Top of the Canon EOS 30

Shown above is my favourite combination for out-and-about photographing. The Canon EOS 30 with the 40mm STM pancake lens. I’ve written about it many times, it’s merits and shown loads of photo’s – it’s a great camera. The large finder and critically the focusable viewfinder, seal the deal. Unfortunately mine seems to have developed a fault that is not correctable or worth repairing!

Close Up of the LCD

I’d been happy shooting the camera. I was away for a week, been using it all week, on the last day I noticed that the “bracketing setting” had gone wrong. What do I mean by that? Well – as you look at the camera above, the LCD panel show’s 2, I’m on my second exposure on the roll – fine. To the right, there is a list of options. By pressing the “function” button on the back of the camera, one can go up and down and select the function one wishes to use. For example, this trip I was using bulk loaded Delta 100, so each time I put a roll in, the DX coding read the cassette, lets say 400 ISO, but I knew there was 100 ISO in, so manually changed it! The bottom function is auto bracketing. To my knowledge I’ve never used it! What it does when activated, is make one exposure at the “correct” exposure, then one either side, as the operator has set. In other words 1 or 2 or 1.5 stops. Trouble is mine has jumped it’s 0 point, from 0 to +2! So below left is what it should look like – below right is my tinkering to show what it now looks like!

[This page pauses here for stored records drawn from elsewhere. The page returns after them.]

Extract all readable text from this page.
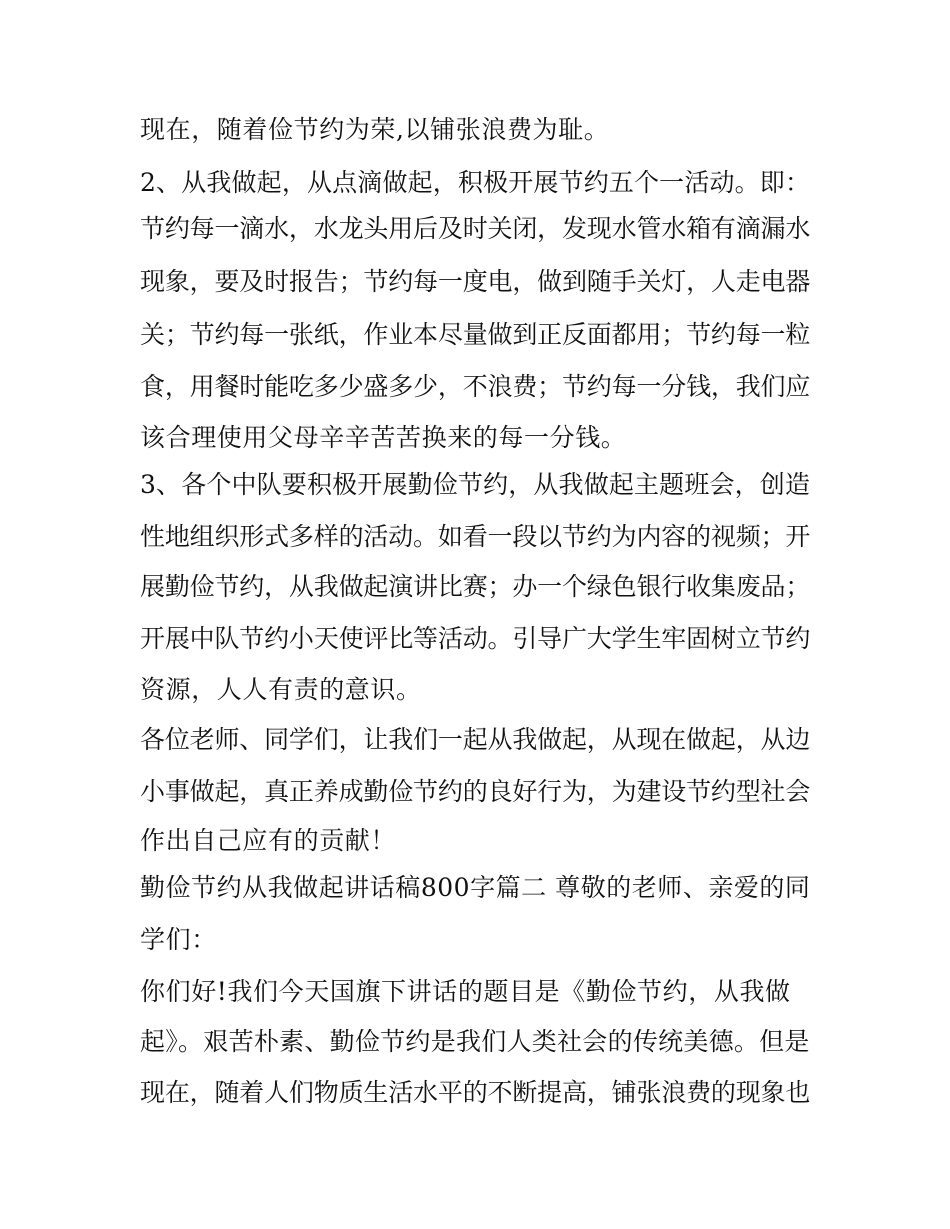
现在，随着俭节约为荣,以铺张浪费为耻。
2、从我做起，从点滴做起，积极开展节约五个一活动。即：
节约每一滴水，水龙头用后及时关闭，发现水管水箱有滴漏水
现象，要及时报告；节约每一度电，做到随手关灯，人走电器
关；节约每一张纸，作业本尽量做到正反面都用；节约每一粒
食，用餐时能吃多少盛多少，不浪费；节约每一分钱，我们应
该合理使用父母辛辛苦苦换来的每一分钱。
3、各个中队要积极开展勤俭节约，从我做起主题班会，创造
性地组织形式多样的活动。如看一段以节约为内容的视频；开
展勤俭节约，从我做起演讲比赛；办一个绿色银行收集废品；
开展中队节约小天使评比等活动。引导广大学生牢固树立节约
资源，人人有责的意识。
各位老师、同学们，让我们一起从我做起，从现在做起，从边
小事做起，真正养成勤俭节约的良好行为，为建设节约型社会
作出自己应有的贡献！
勤俭节约从我做起讲话稿800字篇二 尊敬的老师、亲爱的同
学们：
你们好!我们今天国旗下讲话的题目是《勤俭节约，从我做
起》。艰苦朴素、勤俭节约是我们人类社会的传统美德。但是
现在，随着人们物质生活水平的不断提高，铺张浪费的现象也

OK so far? So what’s the issue if I never use this! First of all I can’t shift it. I’ve pressed every button, re-set by removing the battery, googled ect, and it won’t budge. The bigger problem is that it seems to be affecting the entire exposure system. P (Program Mode) gives me one reading which is way off, the “Green Auto” mode gives me a completely different reading. Both different from my separate light meter, I’ve since checked it with! Even if I were to use that, and set manual, at this point, I’d have no confidence that it’s actually firing at what I’ve set.

Worse, 11 rolls of film exposed, and 12th in! When did it go wrong??

The good news – (for Star Wars/Yoda fans) “I have another”! I’ve swapped out the batteries, the lens, the eyecup and I’m go again. I’ve now developed all 12 rolls, they were all fine, except the last that is indeed all over the place, but mostly salvageable. Seems I did notice right away!

Why it went wrong so suddenly with no signs or why it seems to have messed up the entire exposure system, I have no idea. I haven’t dumped it yet, in case a “Google Fix” turns up out of the blue, but I’ve been down the current list so far! Sooner or later it was going to happen that I’d get to the end of a cameras life, but thus far I’ve been lucky – very lucky. This is my first “camera down” moment!